Figure Skating Costume Facts: What We Learned From Cosmopolitan Magazine

Michelle Kwan of the United States competes in the women's free skate program at the Winter Olympics in Salt Lake City, Thursday, Feb. 21, 2002. Kwan won the bronze medal. (AP Photo/Lionel Cironneau)

The 2014 Winter Olympics is just days away and while we're excited to see our athletes go for the gold, we can't wait to see what the Olympians will be wearing.

We've already had a taste of what some athletes will be wearing at Sochi like the Mexican ski team's hilarious mariachi band-inspired outfit and Team USA's much-criticized gear.

But for us, we really want to see the figure skating costumes (sorry bobsledders!).

Not only do fashion designers create skaters' outfits but judges have be known to be swayed by a uniform.

Intriguing right? So, after doing a bit of research, we came across this amazing article on where the author interviewed ice-skating costume designer Brad Griffies.

Here are the most interesting things we found out about figure skating outfits:

1. Just as we thought, skating outfits are expensive.

Even when they're not made by a fashion designer like Vera Wang, they can run upwards of $1,500.

2. There's an actual move that could cause a nip slip.

It's called the Biellmann spin (where the skater leans back and grabs her skate, lifting it over her head) which "increases the risk of a nipple-exposing wardrobe malfunction."

3. Women were once banned from wearing unitards.

We can't believe it either but this was an actual rule until they allowed unitards in 2004.

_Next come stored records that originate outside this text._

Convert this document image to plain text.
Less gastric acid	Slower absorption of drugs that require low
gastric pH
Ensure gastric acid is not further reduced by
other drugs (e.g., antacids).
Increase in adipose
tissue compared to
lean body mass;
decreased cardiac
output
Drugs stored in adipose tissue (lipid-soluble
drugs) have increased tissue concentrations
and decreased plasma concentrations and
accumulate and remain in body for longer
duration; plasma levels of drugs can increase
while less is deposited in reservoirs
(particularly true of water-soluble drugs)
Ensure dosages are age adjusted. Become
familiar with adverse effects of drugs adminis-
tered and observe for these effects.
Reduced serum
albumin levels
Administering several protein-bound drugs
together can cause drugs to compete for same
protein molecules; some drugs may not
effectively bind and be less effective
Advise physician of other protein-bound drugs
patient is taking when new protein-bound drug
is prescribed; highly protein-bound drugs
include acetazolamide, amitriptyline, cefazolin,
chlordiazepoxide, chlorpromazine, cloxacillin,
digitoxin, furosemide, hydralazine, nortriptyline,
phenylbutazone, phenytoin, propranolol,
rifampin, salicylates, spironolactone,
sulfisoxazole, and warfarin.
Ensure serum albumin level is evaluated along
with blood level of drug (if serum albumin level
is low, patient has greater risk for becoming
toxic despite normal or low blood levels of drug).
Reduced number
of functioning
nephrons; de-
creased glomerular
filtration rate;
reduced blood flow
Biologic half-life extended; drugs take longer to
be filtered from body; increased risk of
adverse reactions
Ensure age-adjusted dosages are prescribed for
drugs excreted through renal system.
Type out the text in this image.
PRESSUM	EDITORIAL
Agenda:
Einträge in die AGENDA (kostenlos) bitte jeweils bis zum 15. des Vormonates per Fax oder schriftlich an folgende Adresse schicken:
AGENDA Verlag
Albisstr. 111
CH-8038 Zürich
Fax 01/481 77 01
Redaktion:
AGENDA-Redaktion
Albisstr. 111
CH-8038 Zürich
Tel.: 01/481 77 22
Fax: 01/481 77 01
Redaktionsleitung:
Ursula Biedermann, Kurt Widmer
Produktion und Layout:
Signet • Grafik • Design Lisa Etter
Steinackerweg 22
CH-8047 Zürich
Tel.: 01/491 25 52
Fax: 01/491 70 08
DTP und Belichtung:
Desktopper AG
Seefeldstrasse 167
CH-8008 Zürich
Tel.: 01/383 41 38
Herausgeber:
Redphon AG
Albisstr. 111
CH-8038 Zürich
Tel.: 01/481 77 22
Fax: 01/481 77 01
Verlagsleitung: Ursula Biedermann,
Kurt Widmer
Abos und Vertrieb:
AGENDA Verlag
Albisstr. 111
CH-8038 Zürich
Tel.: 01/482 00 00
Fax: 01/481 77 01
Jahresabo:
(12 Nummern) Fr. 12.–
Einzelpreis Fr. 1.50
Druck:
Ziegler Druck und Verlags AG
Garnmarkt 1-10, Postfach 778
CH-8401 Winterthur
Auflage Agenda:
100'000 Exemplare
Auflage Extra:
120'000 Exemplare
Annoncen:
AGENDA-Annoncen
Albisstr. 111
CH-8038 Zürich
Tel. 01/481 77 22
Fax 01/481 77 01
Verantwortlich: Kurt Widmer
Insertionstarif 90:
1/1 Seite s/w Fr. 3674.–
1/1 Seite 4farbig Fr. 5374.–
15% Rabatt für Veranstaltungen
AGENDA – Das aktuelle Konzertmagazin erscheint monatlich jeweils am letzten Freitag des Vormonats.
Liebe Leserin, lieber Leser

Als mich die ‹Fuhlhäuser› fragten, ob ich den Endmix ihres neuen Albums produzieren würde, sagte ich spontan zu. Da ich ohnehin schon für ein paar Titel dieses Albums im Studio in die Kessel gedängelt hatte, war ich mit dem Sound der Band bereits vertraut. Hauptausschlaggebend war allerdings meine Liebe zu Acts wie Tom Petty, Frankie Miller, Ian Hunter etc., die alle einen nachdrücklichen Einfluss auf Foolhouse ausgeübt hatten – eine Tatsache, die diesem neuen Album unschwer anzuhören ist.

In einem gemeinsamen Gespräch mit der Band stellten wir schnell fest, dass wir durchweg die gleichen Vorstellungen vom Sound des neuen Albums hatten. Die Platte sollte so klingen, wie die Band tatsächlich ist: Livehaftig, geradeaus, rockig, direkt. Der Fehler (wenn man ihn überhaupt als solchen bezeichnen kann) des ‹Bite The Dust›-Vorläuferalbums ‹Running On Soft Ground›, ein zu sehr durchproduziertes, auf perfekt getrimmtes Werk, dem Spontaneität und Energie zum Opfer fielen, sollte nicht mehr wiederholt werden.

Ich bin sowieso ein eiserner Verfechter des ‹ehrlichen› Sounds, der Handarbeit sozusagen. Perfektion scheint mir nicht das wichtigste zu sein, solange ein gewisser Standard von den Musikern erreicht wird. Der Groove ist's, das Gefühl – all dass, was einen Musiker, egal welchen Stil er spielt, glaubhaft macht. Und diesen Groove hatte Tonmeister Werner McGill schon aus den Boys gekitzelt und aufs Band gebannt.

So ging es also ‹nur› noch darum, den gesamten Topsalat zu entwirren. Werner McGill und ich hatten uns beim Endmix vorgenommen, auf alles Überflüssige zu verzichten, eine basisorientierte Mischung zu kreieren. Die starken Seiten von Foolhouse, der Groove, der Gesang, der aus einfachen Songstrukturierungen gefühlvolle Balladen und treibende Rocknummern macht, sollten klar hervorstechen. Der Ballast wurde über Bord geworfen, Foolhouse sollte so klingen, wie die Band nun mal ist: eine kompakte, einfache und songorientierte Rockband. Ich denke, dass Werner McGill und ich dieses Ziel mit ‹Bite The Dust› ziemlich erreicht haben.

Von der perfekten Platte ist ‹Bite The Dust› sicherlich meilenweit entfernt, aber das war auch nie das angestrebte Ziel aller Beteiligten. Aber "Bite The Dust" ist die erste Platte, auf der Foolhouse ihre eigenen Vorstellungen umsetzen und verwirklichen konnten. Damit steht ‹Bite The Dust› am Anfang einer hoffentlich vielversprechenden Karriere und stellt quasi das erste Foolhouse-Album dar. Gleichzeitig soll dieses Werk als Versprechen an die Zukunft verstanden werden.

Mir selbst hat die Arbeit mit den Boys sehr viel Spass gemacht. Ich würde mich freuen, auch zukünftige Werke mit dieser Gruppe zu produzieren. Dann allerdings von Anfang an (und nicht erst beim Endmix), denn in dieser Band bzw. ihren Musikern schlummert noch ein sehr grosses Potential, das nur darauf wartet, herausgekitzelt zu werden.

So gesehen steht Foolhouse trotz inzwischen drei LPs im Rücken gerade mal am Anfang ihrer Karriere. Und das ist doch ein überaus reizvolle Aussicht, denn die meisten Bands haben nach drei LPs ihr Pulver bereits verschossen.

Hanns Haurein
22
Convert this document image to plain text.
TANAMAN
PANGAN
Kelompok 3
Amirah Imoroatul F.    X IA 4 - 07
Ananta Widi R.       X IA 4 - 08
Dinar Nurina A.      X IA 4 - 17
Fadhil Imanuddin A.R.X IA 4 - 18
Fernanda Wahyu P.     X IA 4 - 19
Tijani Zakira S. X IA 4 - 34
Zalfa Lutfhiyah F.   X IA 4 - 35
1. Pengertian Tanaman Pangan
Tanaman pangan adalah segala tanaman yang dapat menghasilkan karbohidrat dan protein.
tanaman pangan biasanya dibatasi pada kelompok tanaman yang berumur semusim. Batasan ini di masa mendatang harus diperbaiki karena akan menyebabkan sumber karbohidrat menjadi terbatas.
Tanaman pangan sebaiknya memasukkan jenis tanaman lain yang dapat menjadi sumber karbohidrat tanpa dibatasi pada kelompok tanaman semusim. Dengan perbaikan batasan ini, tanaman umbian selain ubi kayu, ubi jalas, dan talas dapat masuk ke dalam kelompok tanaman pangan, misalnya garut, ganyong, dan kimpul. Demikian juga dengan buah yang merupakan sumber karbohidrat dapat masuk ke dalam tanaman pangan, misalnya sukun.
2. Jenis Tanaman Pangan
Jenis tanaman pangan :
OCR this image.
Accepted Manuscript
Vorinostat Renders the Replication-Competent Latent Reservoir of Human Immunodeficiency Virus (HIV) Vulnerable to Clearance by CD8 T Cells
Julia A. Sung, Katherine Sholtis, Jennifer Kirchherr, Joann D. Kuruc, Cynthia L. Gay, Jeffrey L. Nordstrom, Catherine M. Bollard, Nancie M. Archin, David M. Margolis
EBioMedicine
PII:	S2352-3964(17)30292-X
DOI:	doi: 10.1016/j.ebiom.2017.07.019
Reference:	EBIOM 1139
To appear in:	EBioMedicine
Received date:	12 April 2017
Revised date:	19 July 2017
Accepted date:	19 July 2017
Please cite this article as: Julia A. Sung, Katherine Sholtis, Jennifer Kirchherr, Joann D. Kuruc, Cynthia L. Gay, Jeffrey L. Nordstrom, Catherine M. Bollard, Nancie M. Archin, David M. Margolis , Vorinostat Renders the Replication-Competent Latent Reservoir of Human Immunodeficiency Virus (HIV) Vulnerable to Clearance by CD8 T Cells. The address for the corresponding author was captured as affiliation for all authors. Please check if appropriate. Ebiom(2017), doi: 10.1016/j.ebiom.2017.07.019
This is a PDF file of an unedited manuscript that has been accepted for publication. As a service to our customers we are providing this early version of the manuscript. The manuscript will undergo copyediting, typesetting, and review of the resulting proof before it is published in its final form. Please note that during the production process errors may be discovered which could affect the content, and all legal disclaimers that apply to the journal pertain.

4. Men are not allowed to wear tights.

Basically men aren't allowed to wear tights to avoid crotch shots. "We want to keep things family-show appropriate," said Juliet Newcomer, the Director of Technical Services at the U.S. Figure Skating Association. Too bad!

5. If skaters do break the uniform rules, it will cost them.

Skaters will lose 1 point if their costume is deemed inappropriate but, according to Cosmo, the rules are vague and open to interpretation.

Clothing “must be modest, dignified, and appropriate for athletic competition, not garish or theatrical in design. Clothing may, however, reflect the character of the music.”

6. But if they break the "no accessory" rule, nothing will happen to them.

Michelle Kwan almost always wore a necklace when skating and she never got penalized.